Boreas le dio la vuelta al espetón con el asado, porque empezaba a oler a quemado. Haciendo como si se apoyase descuidadamente, acercó la mano a la empuñadura del arco.
—Qué mísera es mi hacienda —trenzó, en un tono aparentemente tranquilo, el áspero hilo metalizado de la advertencia—. Muy poco hay en ella. Más apego le tengo. Dispuesto me tienes a defenderla a vida o muerte.
—No soy un bandido —dijo con voz grave el hombre que había avanzado confundiéndose con los menhires—. Soy un peregrino.

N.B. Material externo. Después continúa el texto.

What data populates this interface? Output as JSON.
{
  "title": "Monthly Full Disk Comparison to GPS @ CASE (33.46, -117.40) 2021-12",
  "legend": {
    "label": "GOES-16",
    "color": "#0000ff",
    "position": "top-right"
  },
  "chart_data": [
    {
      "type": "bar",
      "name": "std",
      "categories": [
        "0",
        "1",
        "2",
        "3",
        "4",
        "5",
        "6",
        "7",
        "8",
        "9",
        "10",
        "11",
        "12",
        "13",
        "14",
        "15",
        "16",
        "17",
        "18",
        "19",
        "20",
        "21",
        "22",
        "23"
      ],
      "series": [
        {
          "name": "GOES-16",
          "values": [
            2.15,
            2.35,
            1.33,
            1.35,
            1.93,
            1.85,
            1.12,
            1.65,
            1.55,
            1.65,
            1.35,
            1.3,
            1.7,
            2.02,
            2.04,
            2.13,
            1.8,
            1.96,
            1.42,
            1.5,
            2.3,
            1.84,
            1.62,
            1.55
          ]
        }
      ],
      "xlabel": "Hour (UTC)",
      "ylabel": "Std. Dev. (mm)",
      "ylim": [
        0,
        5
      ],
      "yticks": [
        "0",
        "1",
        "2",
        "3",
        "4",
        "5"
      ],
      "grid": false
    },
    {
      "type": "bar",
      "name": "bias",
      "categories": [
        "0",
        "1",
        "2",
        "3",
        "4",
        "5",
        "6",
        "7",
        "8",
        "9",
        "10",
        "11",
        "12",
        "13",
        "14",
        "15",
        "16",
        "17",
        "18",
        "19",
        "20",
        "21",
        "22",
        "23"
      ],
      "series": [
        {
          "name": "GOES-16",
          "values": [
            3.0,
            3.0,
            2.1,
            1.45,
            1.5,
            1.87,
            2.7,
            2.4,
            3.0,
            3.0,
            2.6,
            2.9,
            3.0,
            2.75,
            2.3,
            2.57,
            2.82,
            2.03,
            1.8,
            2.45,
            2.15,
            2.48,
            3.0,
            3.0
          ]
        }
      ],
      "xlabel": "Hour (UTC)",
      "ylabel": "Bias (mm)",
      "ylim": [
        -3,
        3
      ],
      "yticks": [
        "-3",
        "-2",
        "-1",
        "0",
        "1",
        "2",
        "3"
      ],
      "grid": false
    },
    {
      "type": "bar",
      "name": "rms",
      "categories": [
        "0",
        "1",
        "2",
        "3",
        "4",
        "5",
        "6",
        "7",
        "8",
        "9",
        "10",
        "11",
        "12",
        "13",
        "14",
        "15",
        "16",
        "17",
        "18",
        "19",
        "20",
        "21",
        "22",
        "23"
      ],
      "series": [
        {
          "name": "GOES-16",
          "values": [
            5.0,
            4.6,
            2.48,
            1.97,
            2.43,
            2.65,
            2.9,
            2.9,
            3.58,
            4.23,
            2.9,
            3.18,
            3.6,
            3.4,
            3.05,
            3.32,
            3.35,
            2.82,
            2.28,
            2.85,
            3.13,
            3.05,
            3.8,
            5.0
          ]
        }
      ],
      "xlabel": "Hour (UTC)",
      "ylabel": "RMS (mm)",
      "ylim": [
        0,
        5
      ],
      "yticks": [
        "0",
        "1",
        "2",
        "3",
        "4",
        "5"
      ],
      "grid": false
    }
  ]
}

El peregrino era un hombre alto y robusto, medía tranquilamente siete pies y Boreas se habría apostado lo que hiciera falta a que no pesaba menos de una decena de arrobas. Su bastón de peregrino, una gruesa pértiga que recordaba a una lanza de carro, parecía en su mano una varita. Lo que más le sorprendió a Boreas Mun fue que un tipo tan grande pudiera moverse con tanta agilidad. Y también tenía motivos para inquietarse. Su arco compuesto de setenta libras, con el que podía despachar a un alce desde cincuenta pasos, le pareció de pronto un frágil juguetito infantil.
—Soy un peregrino —repitió el hombretón—. No tengo malas...
—El otro —le cortó Boreas—, que también salga.
—¿Qué o...? —balbuceó el peregrino, y se quedó a medias al ver cómo, por el lado opuesto, surgía de la oscuridad una esbelta silueta, silenciosa como una sombra. Esta vez Boreas Mun no se sorprendió. El otro individuo era un elfo: el ojo experto del rastreador lo detectó enseguida por su forma de moverse. Y dejarse sorprender por un elfo no es ningún desdoro.
—Pido disculpas —dijo el elfo con una voz levemente enronquecida, que resultaba sorprendentemente humana—. Me había ocultado sin malas intenciones, sólo por temor. Yo le daría la vuelta a ese espetón.
—Es verdad —dijo el peregrino, apoyándose en el bastón y olfateando de forma audible—. Por ese lado la carne ya está demasiado hecha.
Boreas le dio la vuelta al espetón, suspiró, carraspeó. Y volvió a suspirar.
—Tened la bondad de sentaros, señores —les invitó por fin—. Esperar tendremos. Mas viendo cómo termina de asarse el animal. Ja, mal hace, a fe mía, aquél que sus viandas escatima a quienes recorren los caminos.
La grasa cayó chorreando al fuego con un silbido. La hoguera crepitó y se avivó el fuego.
El peregrino llevaba un sombrero de fieltro de ala ancha, cuya sombra ocultaba el rostro con bastante eficacia. El elfo tenía la cabeza envuelta en un paño de colores a modo de turbante, que le dejaba la cara al descubierto. Al contemplar aquella cara a la luz de las llamas, tanto Boreas como el peregrino se estremecieron. Pero no dejaron escapar ni un suspiro. Ni uno inaudible siquiera, viendo el aspecto de lo que sin duda había sido un hermoso rostro élfico, deformado ahora por una horrible cicatriz que le cruzaba en diagonal la cara, desde la frente hasta el mentón, cortándole una ceja, la nariz y una mejilla.
Boreas Mun carraspeó, le dio otra vuelta al espetón.
—El bicho fue lo que os trajera —no era una pregunta, sino una afirmación— hasta el mi campo, ¿no es así?
—En efecto. —El peregrino asintió con el ala del sombrero, tenía la voz ligeramente alterada—. Sin ánimo de presumir, debo decir que venteé el asado desde lejos. Pero me he andado con ojo. En una hoguera a la que me acerqué hace un par de días estaban asando a una mujer.
—Es cierto —confirmó el elfo—. Pasé por allí a la mañana siguiente, vi huesos humanos entre las cenizas.